The Russian Interfax news agency reports that the Myasishchev Experimental Machine Building Plant will build a space tourism vehicle capable of carrying 14 passengers and two crew members on suborbital flights.
“‘The enterprise is working on documentation and a draft design and is completing the technical feasibility study for the system. A private Russian company is fully financing the project,’ the enterprise’s press service told Interfax-AVN,” the story states.
Myasishchev has a description of the program on its website. The company has not identified the financial backer of the project.
The 27-metric ton M-91 vehicle would be flown atop a Myasishchev VM-T Atlant aircraft to a high altitude.

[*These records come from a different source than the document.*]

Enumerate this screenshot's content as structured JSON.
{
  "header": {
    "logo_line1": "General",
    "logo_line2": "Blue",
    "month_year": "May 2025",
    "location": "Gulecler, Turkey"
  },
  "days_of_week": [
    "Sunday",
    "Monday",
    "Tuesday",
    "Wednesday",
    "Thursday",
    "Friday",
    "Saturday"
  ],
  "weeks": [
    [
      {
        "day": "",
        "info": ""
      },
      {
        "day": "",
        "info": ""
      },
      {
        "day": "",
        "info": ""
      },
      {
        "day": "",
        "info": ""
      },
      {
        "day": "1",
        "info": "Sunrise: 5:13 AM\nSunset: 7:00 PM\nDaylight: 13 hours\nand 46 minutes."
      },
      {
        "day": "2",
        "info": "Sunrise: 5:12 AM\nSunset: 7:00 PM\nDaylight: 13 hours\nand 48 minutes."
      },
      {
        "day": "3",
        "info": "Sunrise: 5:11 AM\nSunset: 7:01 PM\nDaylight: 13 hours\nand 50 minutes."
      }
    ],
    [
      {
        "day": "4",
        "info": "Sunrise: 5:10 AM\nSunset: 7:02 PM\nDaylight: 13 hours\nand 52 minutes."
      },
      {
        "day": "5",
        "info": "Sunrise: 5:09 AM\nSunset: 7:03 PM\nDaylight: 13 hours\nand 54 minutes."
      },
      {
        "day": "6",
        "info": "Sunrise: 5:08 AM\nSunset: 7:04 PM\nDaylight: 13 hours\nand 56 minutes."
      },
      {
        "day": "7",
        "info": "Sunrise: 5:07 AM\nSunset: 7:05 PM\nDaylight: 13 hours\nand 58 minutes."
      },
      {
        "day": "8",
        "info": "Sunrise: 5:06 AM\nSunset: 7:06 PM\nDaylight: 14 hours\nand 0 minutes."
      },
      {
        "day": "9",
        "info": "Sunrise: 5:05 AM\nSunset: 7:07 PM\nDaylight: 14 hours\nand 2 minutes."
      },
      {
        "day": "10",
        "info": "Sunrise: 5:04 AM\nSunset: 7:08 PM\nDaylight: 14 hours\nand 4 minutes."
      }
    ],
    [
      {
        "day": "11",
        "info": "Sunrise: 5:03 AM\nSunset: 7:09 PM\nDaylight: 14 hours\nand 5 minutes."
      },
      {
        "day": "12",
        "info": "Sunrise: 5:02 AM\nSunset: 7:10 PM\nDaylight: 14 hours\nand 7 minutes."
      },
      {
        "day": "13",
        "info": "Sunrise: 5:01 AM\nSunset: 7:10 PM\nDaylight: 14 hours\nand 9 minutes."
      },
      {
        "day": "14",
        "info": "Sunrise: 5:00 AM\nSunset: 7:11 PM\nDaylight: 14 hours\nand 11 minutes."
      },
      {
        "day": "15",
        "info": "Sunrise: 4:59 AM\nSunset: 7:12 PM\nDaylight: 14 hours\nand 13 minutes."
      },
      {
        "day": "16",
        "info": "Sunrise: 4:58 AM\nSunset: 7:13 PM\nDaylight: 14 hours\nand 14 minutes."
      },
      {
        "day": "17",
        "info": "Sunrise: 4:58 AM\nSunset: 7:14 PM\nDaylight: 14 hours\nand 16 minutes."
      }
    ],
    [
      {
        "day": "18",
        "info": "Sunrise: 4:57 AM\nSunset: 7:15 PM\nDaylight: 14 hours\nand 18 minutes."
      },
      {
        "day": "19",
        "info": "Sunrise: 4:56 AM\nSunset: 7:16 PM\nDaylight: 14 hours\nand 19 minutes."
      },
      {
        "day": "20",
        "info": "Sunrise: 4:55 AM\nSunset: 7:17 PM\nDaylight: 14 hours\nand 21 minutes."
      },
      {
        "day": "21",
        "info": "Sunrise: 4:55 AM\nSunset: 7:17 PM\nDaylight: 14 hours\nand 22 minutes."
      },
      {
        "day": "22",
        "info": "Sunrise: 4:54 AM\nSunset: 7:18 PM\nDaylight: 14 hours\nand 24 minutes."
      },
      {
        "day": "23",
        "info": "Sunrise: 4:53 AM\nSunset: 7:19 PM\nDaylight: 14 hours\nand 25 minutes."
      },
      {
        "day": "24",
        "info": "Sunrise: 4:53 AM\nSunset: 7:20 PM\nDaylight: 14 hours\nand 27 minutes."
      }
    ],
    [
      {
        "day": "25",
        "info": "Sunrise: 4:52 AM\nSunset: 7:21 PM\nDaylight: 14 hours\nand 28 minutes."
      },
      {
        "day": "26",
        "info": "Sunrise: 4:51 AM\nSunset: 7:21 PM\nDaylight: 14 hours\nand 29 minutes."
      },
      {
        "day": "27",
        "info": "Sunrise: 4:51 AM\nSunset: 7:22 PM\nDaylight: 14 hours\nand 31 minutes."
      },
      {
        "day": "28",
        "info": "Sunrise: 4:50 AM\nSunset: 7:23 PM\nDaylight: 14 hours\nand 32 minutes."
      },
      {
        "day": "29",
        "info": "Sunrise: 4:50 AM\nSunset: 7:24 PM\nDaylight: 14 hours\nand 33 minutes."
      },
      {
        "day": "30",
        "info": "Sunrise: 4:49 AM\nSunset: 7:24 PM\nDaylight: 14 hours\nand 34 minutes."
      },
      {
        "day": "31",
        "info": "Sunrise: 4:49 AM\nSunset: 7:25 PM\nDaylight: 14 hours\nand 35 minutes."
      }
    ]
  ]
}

The space plane would then separate and use its on-board propulsion system to fly to an altitude of 100 kilometers, where passengers would enjoy a period of zero gravity.
The VM-T Atlant was a Soviet aircraft built in 1981. It ferried Energia rocket boosters from their production facilities to the Baikonaur Cosmodrome. It also carried the Soviet space shuttle Buran.
Wikipedia reports that only two aircraft were built; they were retired in 1989 and replaced by Antonov’s An-225 Mriya. “At least one Atlant remains at the Zhukovskiy airfield in Russia owned by TsAGI and Gromov Flight Research Institute. The other can be seen on Google Earth’s hi-res image of Dyagilevo Airbase, Ryazan oblast,” according to Wikipedia.
The M-91 would be larger than any other space tourism vehicle known to be under development. Virgin Galactic’s SpaceShipTwo will carry six tourists on suborbital flights.